DNS has become a very common vector used by attackers today. Volumetric DNS attacks, NXDOMAIN attacks, DNS vulnerability exploitation, DNS server hijacking, poisoning, DGA attacks are the most common ones. DNS security is one of the most important parts of ensuring the integrity and accessibility of DNS, as well as protecting against advanced attacks or detecting an inside threat.
The Internet has become a part of every process used in business continuity, from cloud applications to mail traffic, file sharing, and web access.
Sending sensitive and critical data in encrypted format is one of the most basic methods. However, encrypted traffic is often used by attackers to leak malicious content into the corporate network. SSL/TLS visibility is an important technology solution for detecting advanced threats and malware. SSL/TLS visibility platforms are used to open the content of SSL/TLS traffic and send it to the relevant security tools for security audits and controls.
One of the most common attack types of today is DoS and DDoS attacks. These attacks aim to render the target system inaccessible/unusable for a while.
DoS/DDoS protection allows for service-based prevention of attacks on servers running on the web. These solutions make it possible to reduce the response time of opened connections, protect against abnormal traffic, and prevent DoS/DDoS attacks.

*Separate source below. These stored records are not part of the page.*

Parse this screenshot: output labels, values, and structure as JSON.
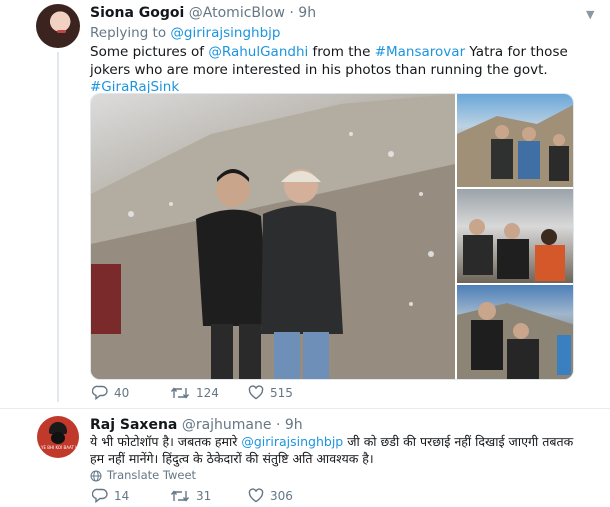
{
  "tweet1": {
    "display_name": "Siona Gogoi",
    "handle": "@AtomicBlow",
    "separator": "·",
    "time": "9h",
    "replying_to_label": "Replying to",
    "replying_to_handle": "@girirajsinghbjp",
    "text": {
      "part1": "Some pictures of ",
      "mention": "@RahulGandhi",
      "part2": " from the ",
      "hashtag1": "#Mansarovar",
      "part3": " Yatra for those jokers who are more interested in his photos than running the govt.",
      "hashtag2": "#GiraRajSink"
    },
    "counts": {
      "replies": "40",
      "retweets": "124",
      "likes": "515"
    }
  },
  "tweet2": {
    "display_name": "Raj Saxena",
    "handle": "@rajhumane",
    "separator": "·",
    "time": "9h",
    "text": {
      "part1": "ये भी फोटोशॉप है। जबतक हमारे ",
      "mention": "@girirajsinghbjp",
      "part2": " जी को छडी की परछाई नहीं दिखाई जाएगी तबतक हम नहीं मानेंगे। हिंदुत्व के ठेकेदारों की संतुष्टि अति आवश्यक है।"
    },
    "translate_label": "Translate Tweet",
    "counts": {
      "replies": "14",
      "retweets": "31",
      "likes": "306"
    },
    "avatar_text": "YE BHI KOI BAAT HAI"
  },
  "icons": [
    "reply-icon",
    "retweet-icon",
    "like-icon",
    "globe-icon",
    "caret-down-icon"
  ],
  "colors": {
    "link": "#1b95e0",
    "muted": "#657786",
    "text": "#14171a",
    "divider": "#e6ecf0"
  }
}
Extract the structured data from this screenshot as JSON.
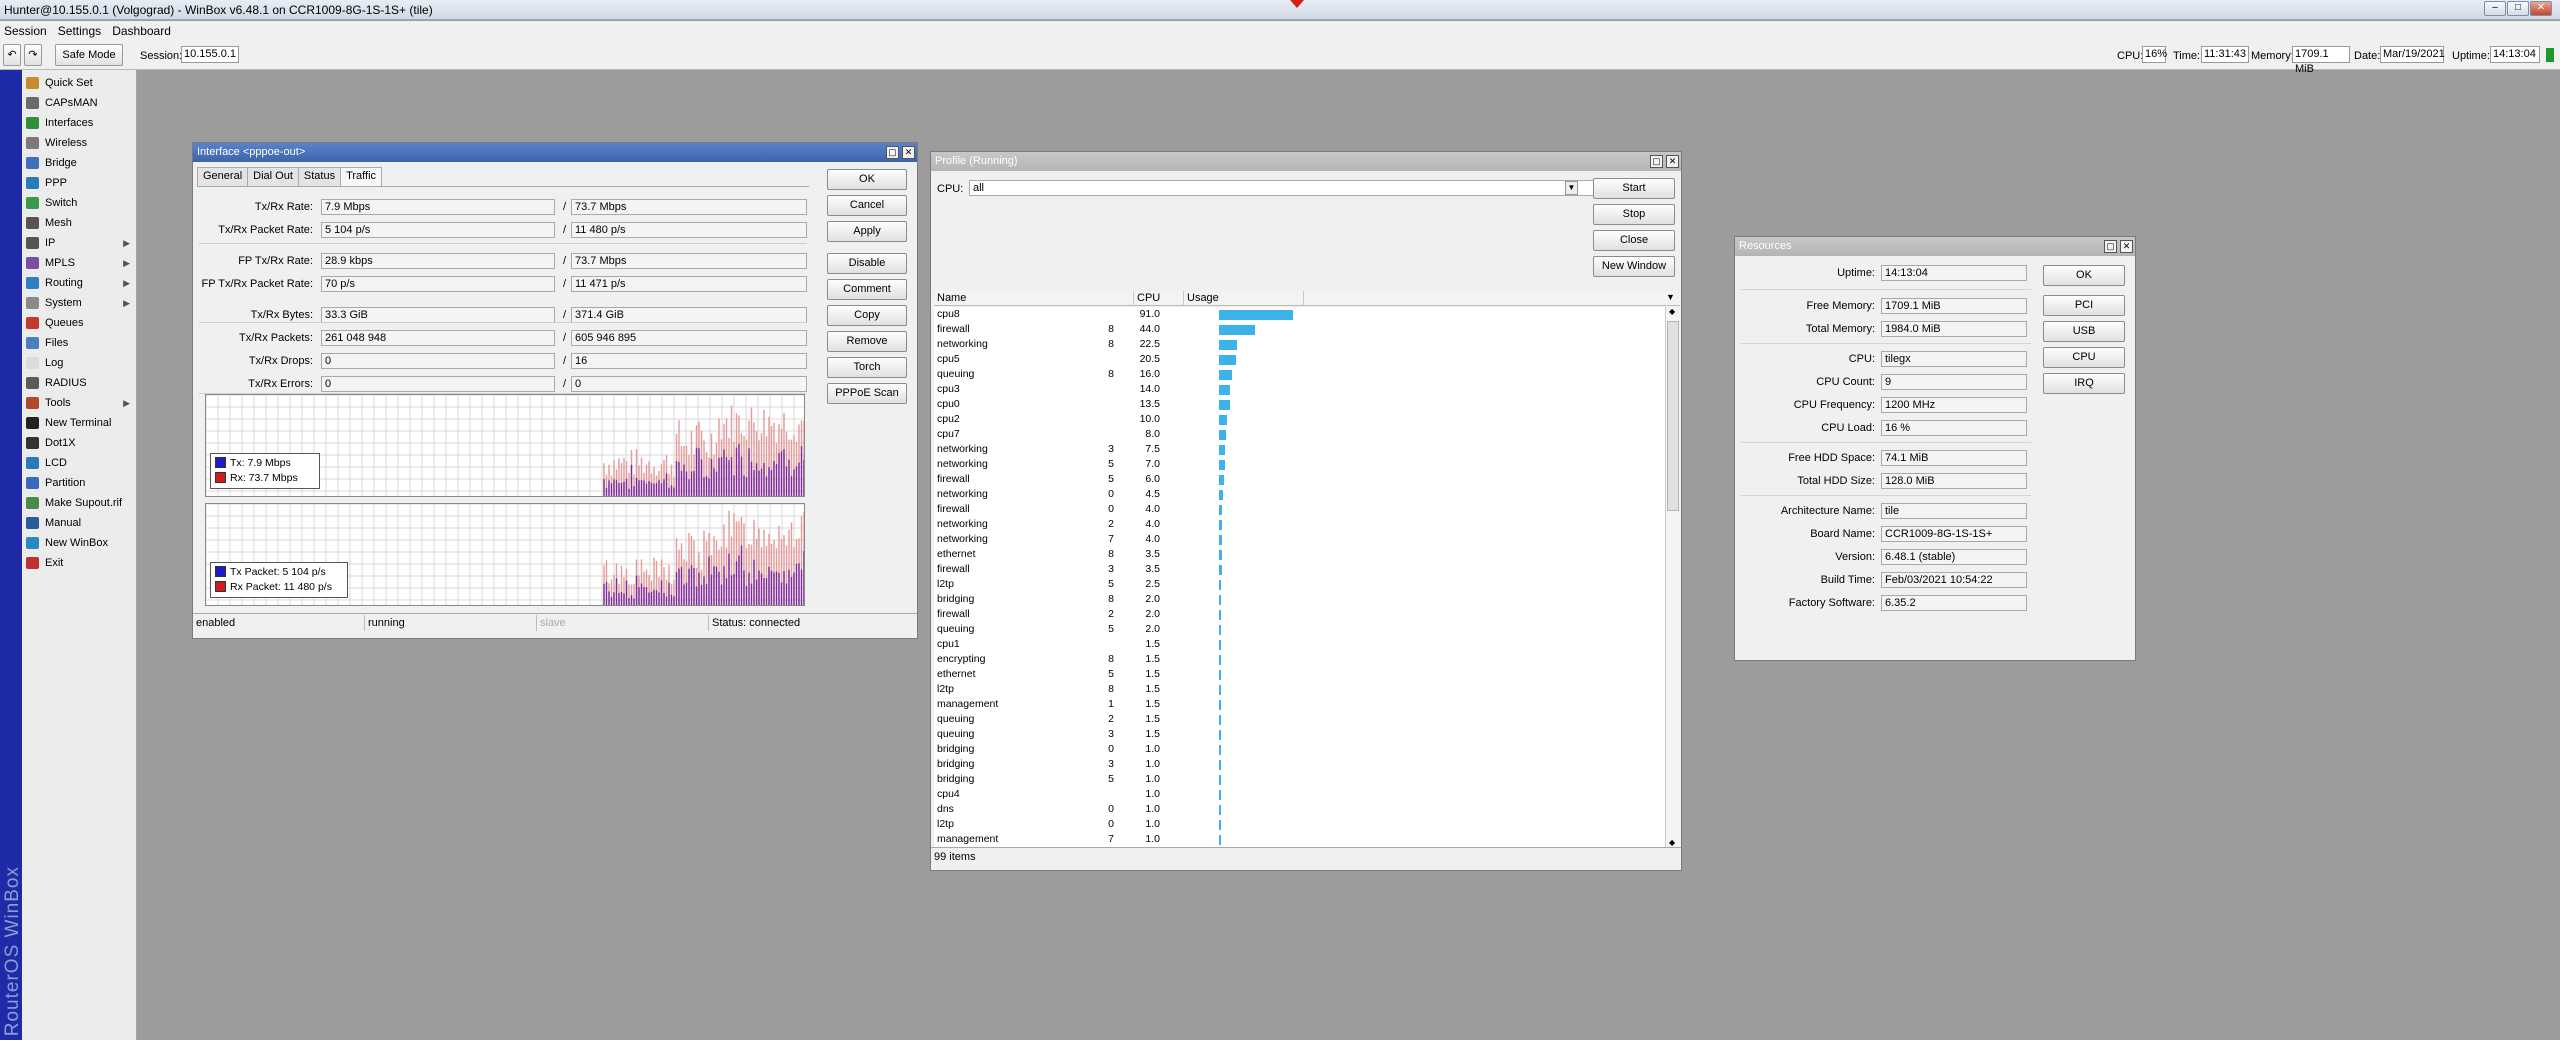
{
  "app": {
    "title": "Hunter@10.155.0.1 (Volgograd) - WinBox v6.48.1 on CCR1009-8G-1S-1S+ (tile)",
    "menu": [
      "Session",
      "Settings",
      "Dashboard"
    ],
    "brand_strip": "RouterOS WinBox"
  },
  "toolbar": {
    "undo_glyph": "↶",
    "redo_glyph": "↷",
    "safe_mode": "Safe Mode",
    "session_label": "Session:",
    "session_value": "10.155.0.1",
    "cpu_label": "CPU:",
    "cpu_value": "16%",
    "time_label": "Time:",
    "time_value": "11:31:43",
    "memory_label": "Memory:",
    "memory_value": "1709.1 MiB",
    "date_label": "Date:",
    "date_value": "Mar/19/2021",
    "uptime_label": "Uptime:",
    "uptime_value": "14:13:04"
  },
  "sidebar": {
    "items": [
      {
        "label": "Quick Set",
        "icon": "quickset-icon",
        "color": "#c98a2b",
        "arrow": false
      },
      {
        "label": "CAPsMAN",
        "icon": "capsman-icon",
        "color": "#6a6a6a",
        "arrow": false
      },
      {
        "label": "Interfaces",
        "icon": "interfaces-icon",
        "color": "#2f8f3a",
        "arrow": false
      },
      {
        "label": "Wireless",
        "icon": "wireless-icon",
        "color": "#7a7a7a",
        "arrow": false
      },
      {
        "label": "Bridge",
        "icon": "bridge-icon",
        "color": "#3f6fbf",
        "arrow": false
      },
      {
        "label": "PPP",
        "icon": "ppp-icon",
        "color": "#2a7ab8",
        "arrow": false
      },
      {
        "label": "Switch",
        "icon": "switch-icon",
        "color": "#3a9a4a",
        "arrow": false
      },
      {
        "label": "Mesh",
        "icon": "mesh-icon",
        "color": "#555555",
        "arrow": false
      },
      {
        "label": "IP",
        "icon": "ip-icon",
        "color": "#555555",
        "arrow": true
      },
      {
        "label": "MPLS",
        "icon": "mpls-icon",
        "color": "#7b4fa0",
        "arrow": true
      },
      {
        "label": "Routing",
        "icon": "routing-icon",
        "color": "#2e7fc4",
        "arrow": true
      },
      {
        "label": "System",
        "icon": "system-icon",
        "color": "#8a8a8a",
        "arrow": true
      },
      {
        "label": "Queues",
        "icon": "queues-icon",
        "color": "#c23a2a",
        "arrow": false
      },
      {
        "label": "Files",
        "icon": "files-icon",
        "color": "#4a7fc0",
        "arrow": false
      },
      {
        "label": "Log",
        "icon": "log-icon",
        "color": "#dcdcdc",
        "arrow": false
      },
      {
        "label": "RADIUS",
        "icon": "radius-icon",
        "color": "#5a5a5a",
        "arrow": false
      },
      {
        "label": "Tools",
        "icon": "tools-icon",
        "color": "#b04a2a",
        "arrow": true
      },
      {
        "label": "New Terminal",
        "icon": "terminal-icon",
        "color": "#222222",
        "arrow": false
      },
      {
        "label": "Dot1X",
        "icon": "dot1x-icon",
        "color": "#333333",
        "arrow": false
      },
      {
        "label": "LCD",
        "icon": "lcd-icon",
        "color": "#2a7ab8",
        "arrow": false
      },
      {
        "label": "Partition",
        "icon": "partition-icon",
        "color": "#3a6ac0",
        "arrow": false
      },
      {
        "label": "Make Supout.rif",
        "icon": "supout-icon",
        "color": "#4a8a4a",
        "arrow": false
      },
      {
        "label": "Manual",
        "icon": "manual-icon",
        "color": "#2a5a9a",
        "arrow": false
      },
      {
        "label": "New WinBox",
        "icon": "winbox-icon",
        "color": "#2a8ac0",
        "arrow": false
      },
      {
        "label": "Exit",
        "icon": "exit-icon",
        "color": "#c03030",
        "arrow": false
      }
    ]
  },
  "interface_window": {
    "title": "Interface <pppoe-out>",
    "tabs": [
      "General",
      "Dial Out",
      "Status",
      "Traffic"
    ],
    "active_tab": "Traffic",
    "fields": [
      {
        "label": "Tx/Rx Rate:",
        "tx": "7.9 Mbps",
        "rx": "73.7 Mbps"
      },
      {
        "label": "Tx/Rx Packet Rate:",
        "tx": "5 104 p/s",
        "rx": "11 480 p/s"
      },
      {
        "label": "FP Tx/Rx Rate:",
        "tx": "28.9 kbps",
        "rx": "73.7 Mbps"
      },
      {
        "label": "FP Tx/Rx Packet Rate:",
        "tx": "70 p/s",
        "rx": "11 471 p/s"
      },
      {
        "label": "Tx/Rx Bytes:",
        "tx": "33.3 GiB",
        "rx": "371.4 GiB"
      },
      {
        "label": "Tx/Rx Packets:",
        "tx": "261 048 948",
        "rx": "605 946 895"
      },
      {
        "label": "Tx/Rx Drops:",
        "tx": "0",
        "rx": "16"
      },
      {
        "label": "Tx/Rx Errors:",
        "tx": "0",
        "rx": "0"
      }
    ],
    "slash": "/",
    "buttons": [
      "OK",
      "Cancel",
      "Apply",
      "Disable",
      "Comment",
      "Copy",
      "Remove",
      "Torch",
      "PPPoE Scan"
    ],
    "graph1_legend": {
      "tx": "Tx:  7.9 Mbps",
      "rx": "Rx:  73.7 Mbps"
    },
    "graph2_legend": {
      "tx": "Tx Packet:  5 104 p/s",
      "rx": "Rx Packet:  11 480 p/s"
    },
    "tx_color": "#1c1cc8",
    "rx_color": "#d01c1c",
    "status": [
      "enabled",
      "running",
      "slave",
      "Status: connected"
    ]
  },
  "profile_window": {
    "title": "Profile (Running)",
    "cpu_label": "CPU:",
    "cpu_value": "all",
    "buttons": [
      "Start",
      "Stop",
      "Close",
      "New Window"
    ],
    "columns": [
      "Name",
      "CPU",
      "Usage"
    ],
    "rows": [
      {
        "name": "cpu8",
        "cpu": "",
        "usage": "91.0"
      },
      {
        "name": "firewall",
        "cpu": "8",
        "usage": "44.0"
      },
      {
        "name": "networking",
        "cpu": "8",
        "usage": "22.5"
      },
      {
        "name": "cpu5",
        "cpu": "",
        "usage": "20.5"
      },
      {
        "name": "queuing",
        "cpu": "8",
        "usage": "16.0"
      },
      {
        "name": "cpu3",
        "cpu": "",
        "usage": "14.0"
      },
      {
        "name": "cpu0",
        "cpu": "",
        "usage": "13.5"
      },
      {
        "name": "cpu2",
        "cpu": "",
        "usage": "10.0"
      },
      {
        "name": "cpu7",
        "cpu": "",
        "usage": "8.0"
      },
      {
        "name": "networking",
        "cpu": "3",
        "usage": "7.5"
      },
      {
        "name": "networking",
        "cpu": "5",
        "usage": "7.0"
      },
      {
        "name": "firewall",
        "cpu": "5",
        "usage": "6.0"
      },
      {
        "name": "networking",
        "cpu": "0",
        "usage": "4.5"
      },
      {
        "name": "firewall",
        "cpu": "0",
        "usage": "4.0"
      },
      {
        "name": "networking",
        "cpu": "2",
        "usage": "4.0"
      },
      {
        "name": "networking",
        "cpu": "7",
        "usage": "4.0"
      },
      {
        "name": "ethernet",
        "cpu": "8",
        "usage": "3.5"
      },
      {
        "name": "firewall",
        "cpu": "3",
        "usage": "3.5"
      },
      {
        "name": "l2tp",
        "cpu": "5",
        "usage": "2.5"
      },
      {
        "name": "bridging",
        "cpu": "8",
        "usage": "2.0"
      },
      {
        "name": "firewall",
        "cpu": "2",
        "usage": "2.0"
      },
      {
        "name": "queuing",
        "cpu": "5",
        "usage": "2.0"
      },
      {
        "name": "cpu1",
        "cpu": "",
        "usage": "1.5"
      },
      {
        "name": "encrypting",
        "cpu": "8",
        "usage": "1.5"
      },
      {
        "name": "ethernet",
        "cpu": "5",
        "usage": "1.5"
      },
      {
        "name": "l2tp",
        "cpu": "8",
        "usage": "1.5"
      },
      {
        "name": "management",
        "cpu": "1",
        "usage": "1.5"
      },
      {
        "name": "queuing",
        "cpu": "2",
        "usage": "1.5"
      },
      {
        "name": "queuing",
        "cpu": "3",
        "usage": "1.5"
      },
      {
        "name": "bridging",
        "cpu": "0",
        "usage": "1.0"
      },
      {
        "name": "bridging",
        "cpu": "3",
        "usage": "1.0"
      },
      {
        "name": "bridging",
        "cpu": "5",
        "usage": "1.0"
      },
      {
        "name": "cpu4",
        "cpu": "",
        "usage": "1.0"
      },
      {
        "name": "dns",
        "cpu": "0",
        "usage": "1.0"
      },
      {
        "name": "l2tp",
        "cpu": "0",
        "usage": "1.0"
      },
      {
        "name": "management",
        "cpu": "7",
        "usage": "1.0"
      }
    ],
    "item_count": "99 items",
    "bar_color": "#3cb1ea"
  },
  "resources_window": {
    "title": "Resources",
    "fields": [
      {
        "label": "Uptime:",
        "value": "14:13:04"
      },
      {
        "label": "Free Memory:",
        "value": "1709.1 MiB"
      },
      {
        "label": "Total Memory:",
        "value": "1984.0 MiB"
      },
      {
        "label": "CPU:",
        "value": "tilegx"
      },
      {
        "label": "CPU Count:",
        "value": "9"
      },
      {
        "label": "CPU Frequency:",
        "value": "1200 MHz"
      },
      {
        "label": "CPU Load:",
        "value": "16 %"
      },
      {
        "label": "Free HDD Space:",
        "value": "74.1 MiB"
      },
      {
        "label": "Total HDD Size:",
        "value": "128.0 MiB"
      },
      {
        "label": "Architecture Name:",
        "value": "tile"
      },
      {
        "label": "Board Name:",
        "value": "CCR1009-8G-1S-1S+"
      },
      {
        "label": "Version:",
        "value": "6.48.1 (stable)"
      },
      {
        "label": "Build Time:",
        "value": "Feb/03/2021 10:54:22"
      },
      {
        "label": "Factory Software:",
        "value": "6.35.2"
      }
    ],
    "buttons": [
      "OK",
      "PCI",
      "USB",
      "CPU",
      "IRQ"
    ]
  }
}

A network security distribution platform is a solution that can connect to the network virtually or physically and distribute traffic to relevant security devices or other applications as needed. By taking a copy of the existing network traffic, they can filter according to different criteria and combine more than one traffic. These platforms also have the ability to make multiple copies from a single link. It is also possible for them to redirect to various security analysis solutions by taking meta-data from network traffic.
All settings and rules that you have made on network devices can be completely erased due to a hardware or software problem that may occur on the device. Therefore your network may be left unprotected. You should make a backup of your network device periodically or after each change and keep it in a secure place. Backup and storage may not be a problem for an organization with a few devices. But for organizations with complex structures and devices, you should opt for solutions that automate backup, monitoring, and secure storage.